New Threats From the Soul: la strana (e ampia) idea di country di Ryan Davis.
Sette brani con minutaggi che vanno dai circa sei ai quasi dodici minuti sono un dato abituale per un album di progressive rock, non certo per il secondo sforzo discografico di un cantautore di stampo country americano. E invece Ryan Davis, ex componente degli State Champion e originario di Louisville in Kentucky, dopo che già si era fatto notare nel 2023 con l’album di esordio Dancing On the Edge, ha voglia di sorprendere con un disco dall’inusuale struttura. Per l’occasione assembla una band (chiamata – senza troppa fantasia – Roadhouse Band) di ben sette elementi in cui non manca nulla, dagli strumenti cardine di un qualsiasi disco country, come il violino o la pedal steel, ad elementi più modernisti come synth e qualche software di programmazione.

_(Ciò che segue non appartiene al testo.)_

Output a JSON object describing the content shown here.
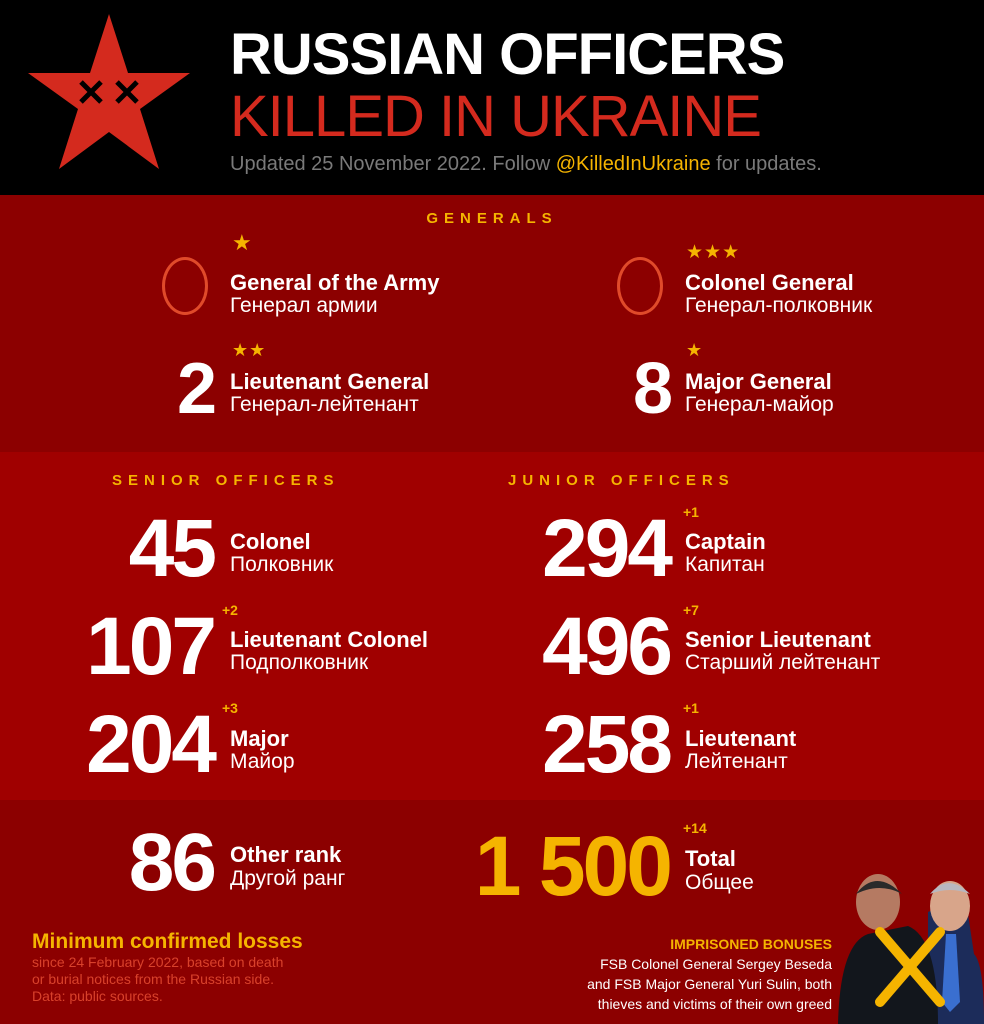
{
  "header": {
    "title_line1": "RUSSIAN OFFICERS",
    "title_line2": "KILLED IN UKRAINE",
    "updated_prefix": "Updated 25 November 2022. Follow ",
    "handle": "@KilledInUkraine",
    "updated_suffix": " for updates.",
    "logo_icon": "red-star-with-crossed-eyes"
  },
  "generals": {
    "heading": "GENERALS",
    "items": [
      {
        "count": "0",
        "stars": "★",
        "label": "General of the Army",
        "russian": "Генерал армии"
      },
      {
        "count": "0",
        "stars": "★★★",
        "label": "Colonel General",
        "russian": "Генерал-полковник"
      },
      {
        "count": "2",
        "stars": "★★",
        "label": "Lieutenant General",
        "russian": "Генерал-лейтенант"
      },
      {
        "count": "8",
        "stars": "★",
        "label": "Major General",
        "russian": "Генерал-майор"
      }
    ]
  },
  "senior": {
    "heading": "SENIOR OFFICERS",
    "items": [
      {
        "count": "45",
        "delta": "",
        "label": "Colonel",
        "russian": "Полковник"
      },
      {
        "count": "107",
        "delta": "+2",
        "label": "Lieutenant Colonel",
        "russian": "Подполковник"
      },
      {
        "count": "204",
        "delta": "+3",
        "label": "Major",
        "russian": "Майор"
      }
    ]
  },
  "junior": {
    "heading": "JUNIOR OFFICERS",
    "items": [
      {
        "count": "294",
        "delta": "+1",
        "label": "Captain",
        "russian": "Капитан"
      },
      {
        "count": "496",
        "delta": "+7",
        "label": "Senior Lieutenant",
        "russian": "Старший лейтенант"
      },
      {
        "count": "258",
        "delta": "+1",
        "label": "Lieutenant",
        "russian": "Лейтенант"
      }
    ]
  },
  "other": {
    "count": "86",
    "label": "Other rank",
    "russian": "Другой ранг"
  },
  "total": {
    "count": "1 500",
    "delta": "+14",
    "label": "Total",
    "russian": "Общее"
  },
  "footer": {
    "title": "Minimum confirmed losses",
    "note_lines": [
      "since 24 February 2022, based on death",
      "or burial notices from the Russian side.",
      "Data: public sources."
    ],
    "bonus_title": "IMPRISONED BONUSES",
    "bonus_lines": [
      "FSB Colonel General Sergey Beseda",
      "and FSB Major General Yuri Sulin, both",
      "thieves and victims of their own greed"
    ]
  },
  "colors": {
    "header_bg": "#000000",
    "generals_bg": "#8c0000",
    "officers_bg": "#a00000",
    "bottom_bg": "#8c0000",
    "accent": "#f5b400",
    "red": "#d42a1e"
  }
}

Oltre ai sette della Roadhouse Band tanti ospiti (di cui uno famoso) per Ryan Davis
A questi si aggiungono più di 15 ospiti, tra cui spicca quasi come nume tutelare il concittadino Will Oldham (aka Bonnie Prince Billy) ai cori. Forse proprio da lui sarebbe utile partire per spiegarvi questo New Threats From the Soul. Perché se la title-track in apertura viaggia su canoni che potreste aspettarvi da un Chris Stapleton, già il mid-tempo Monte Carlo/No Limits mostra la stessa passione del ‘Principe’ nel rileggere la tradizione nashvilliana con amore e originalità, con cambi di ritmo e melodia continui ad evitare la monotonia.

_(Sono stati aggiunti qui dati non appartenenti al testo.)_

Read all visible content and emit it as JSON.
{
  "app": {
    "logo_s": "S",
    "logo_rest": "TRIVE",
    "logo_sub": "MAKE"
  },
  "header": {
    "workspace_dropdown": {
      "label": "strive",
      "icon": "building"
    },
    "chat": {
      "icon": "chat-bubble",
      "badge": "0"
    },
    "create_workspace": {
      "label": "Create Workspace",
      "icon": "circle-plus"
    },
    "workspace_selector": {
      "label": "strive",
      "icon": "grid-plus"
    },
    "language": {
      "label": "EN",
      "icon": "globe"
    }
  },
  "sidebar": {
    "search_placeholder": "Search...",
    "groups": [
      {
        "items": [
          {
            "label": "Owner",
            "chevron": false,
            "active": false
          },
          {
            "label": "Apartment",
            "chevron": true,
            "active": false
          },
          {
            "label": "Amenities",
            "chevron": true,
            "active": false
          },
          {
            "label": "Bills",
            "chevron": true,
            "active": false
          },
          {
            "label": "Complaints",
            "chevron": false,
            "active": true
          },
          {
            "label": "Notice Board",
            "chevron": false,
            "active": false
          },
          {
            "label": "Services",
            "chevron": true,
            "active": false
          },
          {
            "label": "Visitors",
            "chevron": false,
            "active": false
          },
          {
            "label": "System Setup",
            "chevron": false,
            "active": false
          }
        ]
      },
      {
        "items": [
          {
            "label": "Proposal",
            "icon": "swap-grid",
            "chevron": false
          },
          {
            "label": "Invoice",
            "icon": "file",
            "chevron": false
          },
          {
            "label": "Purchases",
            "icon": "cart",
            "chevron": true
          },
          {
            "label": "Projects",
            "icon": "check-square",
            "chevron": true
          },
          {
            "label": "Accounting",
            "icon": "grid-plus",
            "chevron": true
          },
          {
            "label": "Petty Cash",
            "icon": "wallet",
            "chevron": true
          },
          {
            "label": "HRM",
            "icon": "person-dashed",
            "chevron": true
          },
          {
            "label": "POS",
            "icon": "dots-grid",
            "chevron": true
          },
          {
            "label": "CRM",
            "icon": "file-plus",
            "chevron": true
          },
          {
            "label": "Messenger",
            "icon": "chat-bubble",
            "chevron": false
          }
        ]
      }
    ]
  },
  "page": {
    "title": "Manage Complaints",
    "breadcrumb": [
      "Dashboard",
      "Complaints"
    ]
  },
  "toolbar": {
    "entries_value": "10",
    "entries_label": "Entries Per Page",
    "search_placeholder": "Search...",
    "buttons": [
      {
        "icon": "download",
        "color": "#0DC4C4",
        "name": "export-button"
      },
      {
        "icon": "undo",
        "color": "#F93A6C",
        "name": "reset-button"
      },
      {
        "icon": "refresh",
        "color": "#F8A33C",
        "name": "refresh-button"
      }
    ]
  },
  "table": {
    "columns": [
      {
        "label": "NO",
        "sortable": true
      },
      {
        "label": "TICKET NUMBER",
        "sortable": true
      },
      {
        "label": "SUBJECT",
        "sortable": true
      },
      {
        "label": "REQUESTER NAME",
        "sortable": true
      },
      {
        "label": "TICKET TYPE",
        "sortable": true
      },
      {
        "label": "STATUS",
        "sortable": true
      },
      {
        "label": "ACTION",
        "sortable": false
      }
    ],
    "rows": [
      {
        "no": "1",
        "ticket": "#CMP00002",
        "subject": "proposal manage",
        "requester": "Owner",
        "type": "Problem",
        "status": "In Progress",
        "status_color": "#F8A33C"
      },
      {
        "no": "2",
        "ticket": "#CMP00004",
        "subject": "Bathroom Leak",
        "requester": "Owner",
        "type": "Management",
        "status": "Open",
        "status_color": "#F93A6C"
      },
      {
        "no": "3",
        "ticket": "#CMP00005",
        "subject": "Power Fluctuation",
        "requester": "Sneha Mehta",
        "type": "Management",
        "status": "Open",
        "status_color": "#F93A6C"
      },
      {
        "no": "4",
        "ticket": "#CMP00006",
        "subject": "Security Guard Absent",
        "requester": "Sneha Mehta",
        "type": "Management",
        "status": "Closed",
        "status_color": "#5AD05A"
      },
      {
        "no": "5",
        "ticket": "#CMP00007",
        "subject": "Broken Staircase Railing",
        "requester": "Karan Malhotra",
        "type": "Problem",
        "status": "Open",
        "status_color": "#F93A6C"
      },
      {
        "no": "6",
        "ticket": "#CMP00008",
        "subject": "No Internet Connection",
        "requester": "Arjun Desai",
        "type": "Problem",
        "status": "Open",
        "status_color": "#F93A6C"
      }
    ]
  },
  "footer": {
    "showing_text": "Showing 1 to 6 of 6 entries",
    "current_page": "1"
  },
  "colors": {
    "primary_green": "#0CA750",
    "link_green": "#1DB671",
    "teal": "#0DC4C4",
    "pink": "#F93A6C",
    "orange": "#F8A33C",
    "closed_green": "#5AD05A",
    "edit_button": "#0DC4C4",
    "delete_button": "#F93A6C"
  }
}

Le lunghe canzoni di New Threats From the Soul
Il trucco di Davis, che sfoggia un vocione d’ordinanza per il genere (in verità più simile a quello di Bill Callahan che ad un qualsiasi seguace di Johnny Cash come intonazione) è tutto nei testi, verbosi, a tratti apparentemente astrusi, e alquanto articolati di immagini spesso sospese tra l’ironico e l’intimista. È un mondo mentale tutto da scoprire che costituisce uno degli elementi chiave per capire queste lunghe canzoni, con l’episodio più prolisso (Mutilation Springs, a cui fa seguito più tardi Mutilation Falls, e insieme fanno più di 20 minuti di canzone) che quasi ricorda certe cavalcate verbali di Mark Kozelek / Sun Kil Moon.

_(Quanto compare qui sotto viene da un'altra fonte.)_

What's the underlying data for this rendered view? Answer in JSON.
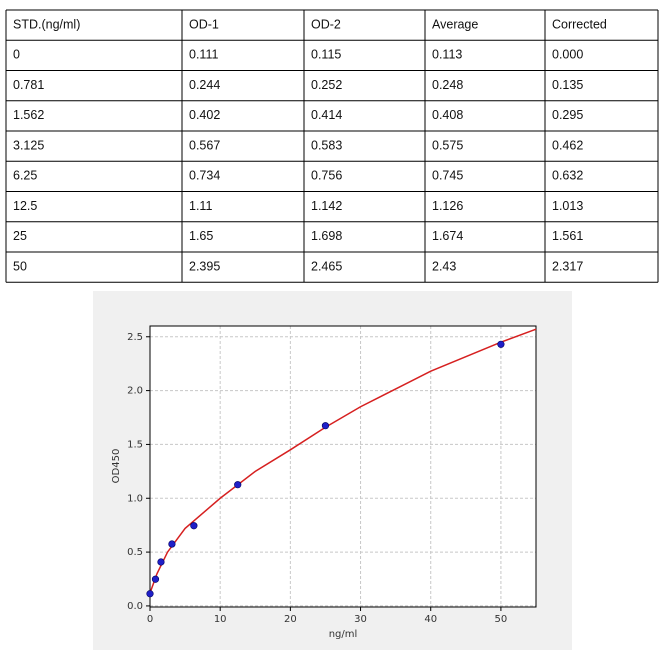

A volte, come nel caso dell’incedere classicissimo dell’ottima Better If You Make Me, Davis unisce la tradizione con un cantato volutamente sgraziato e meno impostato, mentre nel lento racconto di Simple Joy, immerso in pedal steel e batterie elettroniche, sembra ribadire che la tradizione deve essere per lui un pentagramma su cui scrivere la propria visione personale di una country-song. Chiude sulla stessa linea Crass Shadows (At Walden Pawn), tra rumori e suoni di strumenti giocattolo e un songwriting mai banale.
Non è un disco facile New Threats From the Soul, non siamo a livelli di tour de force di un disco degli Swans, ma poco ci manca. Lo consiglio comunque anche al di fuori della cerchia di fans di musica americana per originalità e ampio raggio di ispirazioni.